Au-delà de Chicago, les éducateurs de tous les États-Unis exigent des mesures de grève pour fermer des écoles, notamment à Washington DC et dans le district scolaire de Keystone Oaks, à l’extérieur de Pittsburgh. Le Parti démocrate de Washington DC, dirigé par la mairesse Muriel Bowser, a déposé une motion d’urgence pour une ordonnance de restriction temporaire contre le syndicat des enseignants de Washington (WTU), exigeant une injonction pour empêcher les enseignants «de participer à une grève ou à un autre arrêt de travail» ou même d’en discuter.

À Montclair, dans le New Jersey, des centaines d’enseignants ont refusé de revenir pour un apprentissage en personne depuis le 25 janvier.
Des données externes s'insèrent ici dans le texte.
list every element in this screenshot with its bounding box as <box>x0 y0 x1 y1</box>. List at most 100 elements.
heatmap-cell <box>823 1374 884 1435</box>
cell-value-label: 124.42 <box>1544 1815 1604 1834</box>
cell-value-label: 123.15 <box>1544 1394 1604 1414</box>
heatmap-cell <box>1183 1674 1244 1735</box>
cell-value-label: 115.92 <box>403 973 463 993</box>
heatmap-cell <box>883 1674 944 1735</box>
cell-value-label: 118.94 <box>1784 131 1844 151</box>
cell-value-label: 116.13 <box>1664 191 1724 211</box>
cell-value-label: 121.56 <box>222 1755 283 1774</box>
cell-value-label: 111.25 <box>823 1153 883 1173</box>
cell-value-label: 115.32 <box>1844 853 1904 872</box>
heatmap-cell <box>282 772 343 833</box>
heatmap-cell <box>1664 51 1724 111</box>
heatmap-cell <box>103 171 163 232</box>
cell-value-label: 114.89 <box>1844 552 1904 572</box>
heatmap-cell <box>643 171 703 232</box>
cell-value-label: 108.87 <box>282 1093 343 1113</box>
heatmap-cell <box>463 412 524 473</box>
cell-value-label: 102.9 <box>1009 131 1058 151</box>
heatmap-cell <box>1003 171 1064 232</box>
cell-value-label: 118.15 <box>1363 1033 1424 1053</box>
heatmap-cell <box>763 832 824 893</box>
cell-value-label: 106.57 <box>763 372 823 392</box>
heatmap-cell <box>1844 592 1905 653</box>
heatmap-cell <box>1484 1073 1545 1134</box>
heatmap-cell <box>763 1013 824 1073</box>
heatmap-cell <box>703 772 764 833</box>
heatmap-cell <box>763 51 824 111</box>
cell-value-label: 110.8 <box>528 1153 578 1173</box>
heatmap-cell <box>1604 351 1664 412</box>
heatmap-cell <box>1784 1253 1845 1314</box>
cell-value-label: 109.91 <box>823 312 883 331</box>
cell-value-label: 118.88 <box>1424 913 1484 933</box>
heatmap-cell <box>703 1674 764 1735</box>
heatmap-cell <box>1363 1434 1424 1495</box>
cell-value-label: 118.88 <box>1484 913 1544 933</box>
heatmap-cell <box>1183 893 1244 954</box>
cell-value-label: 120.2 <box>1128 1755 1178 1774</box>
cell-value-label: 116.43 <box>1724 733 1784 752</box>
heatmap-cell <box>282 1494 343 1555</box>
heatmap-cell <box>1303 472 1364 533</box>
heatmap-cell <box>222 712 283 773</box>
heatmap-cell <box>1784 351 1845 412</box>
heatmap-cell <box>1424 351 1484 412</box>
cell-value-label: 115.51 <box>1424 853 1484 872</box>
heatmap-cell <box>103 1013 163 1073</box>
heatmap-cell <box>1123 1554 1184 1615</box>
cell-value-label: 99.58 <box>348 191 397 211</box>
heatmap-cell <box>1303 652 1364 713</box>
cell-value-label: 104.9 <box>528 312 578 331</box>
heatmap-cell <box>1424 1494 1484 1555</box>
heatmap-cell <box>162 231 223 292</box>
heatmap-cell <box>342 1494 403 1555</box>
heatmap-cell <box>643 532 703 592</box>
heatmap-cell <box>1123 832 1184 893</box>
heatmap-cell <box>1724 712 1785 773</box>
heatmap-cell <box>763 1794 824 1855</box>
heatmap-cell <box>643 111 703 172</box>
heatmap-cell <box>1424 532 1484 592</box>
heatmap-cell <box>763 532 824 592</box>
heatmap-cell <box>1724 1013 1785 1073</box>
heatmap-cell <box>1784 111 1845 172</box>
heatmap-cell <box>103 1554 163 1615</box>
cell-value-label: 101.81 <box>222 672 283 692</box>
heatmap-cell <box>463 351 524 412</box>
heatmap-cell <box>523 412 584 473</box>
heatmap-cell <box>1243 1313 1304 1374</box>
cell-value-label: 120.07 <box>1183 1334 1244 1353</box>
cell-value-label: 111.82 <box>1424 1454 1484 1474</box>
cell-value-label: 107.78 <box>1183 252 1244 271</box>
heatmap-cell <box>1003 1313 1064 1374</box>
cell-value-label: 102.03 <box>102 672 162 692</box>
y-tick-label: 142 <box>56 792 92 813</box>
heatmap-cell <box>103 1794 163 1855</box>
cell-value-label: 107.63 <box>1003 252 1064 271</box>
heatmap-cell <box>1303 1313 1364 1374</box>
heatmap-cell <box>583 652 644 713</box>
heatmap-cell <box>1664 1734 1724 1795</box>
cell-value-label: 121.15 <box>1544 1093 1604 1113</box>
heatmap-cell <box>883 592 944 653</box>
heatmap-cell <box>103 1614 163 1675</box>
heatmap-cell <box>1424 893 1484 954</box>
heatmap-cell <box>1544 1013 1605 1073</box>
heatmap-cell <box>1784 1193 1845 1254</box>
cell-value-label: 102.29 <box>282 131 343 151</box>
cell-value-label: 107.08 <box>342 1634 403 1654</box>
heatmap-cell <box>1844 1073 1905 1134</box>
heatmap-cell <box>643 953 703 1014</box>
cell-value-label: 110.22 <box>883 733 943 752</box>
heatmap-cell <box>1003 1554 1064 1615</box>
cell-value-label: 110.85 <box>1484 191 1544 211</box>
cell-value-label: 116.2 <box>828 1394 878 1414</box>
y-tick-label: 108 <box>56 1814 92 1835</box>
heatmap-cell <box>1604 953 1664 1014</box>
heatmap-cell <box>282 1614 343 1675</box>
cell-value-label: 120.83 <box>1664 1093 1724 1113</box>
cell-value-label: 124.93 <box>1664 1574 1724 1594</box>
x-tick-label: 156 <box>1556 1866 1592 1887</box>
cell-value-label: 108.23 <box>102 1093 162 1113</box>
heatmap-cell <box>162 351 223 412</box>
Cela a incité le Conseil de l’éducation de Montclair à déposer des accusations similaires contre le syndicat mercredi.

À San Francisco, le gouvernement de la ville poursuit son propre district scolaire dans une tentative de réouverture des écoles. Le maire démocrate London Breed s’est fortement prononcé contre l’apprentissage à distance ces dernières semaines.

Des grèves parmi les éducateurs ont lieu ou sont prévues dans le monde entier, notamment au Nigeria, au Mexique, au Canada, au Brésil, en Argentine, à São Tomé, en France, en Côte d’Ivoire, au Cameroun et dans d’autres pays.

La tâche essentielle des éducateurs est d’unir leurs luttes au niveau international et avec toutes les sections de la classe ouvrière qui ont été dévastées par la pandémie et qui sont confrontées aux mêmes conditions de travail mortelles. Ce n’est que par la création de comités de la base, indépendants des syndicats et des partis capitalistes, que les éducateurs et tous les travailleurs pourront s’unir à l’échelle mondiale et mettre fin aux souffrances et à la mort exigées par les élites dirigeantes du monde entier.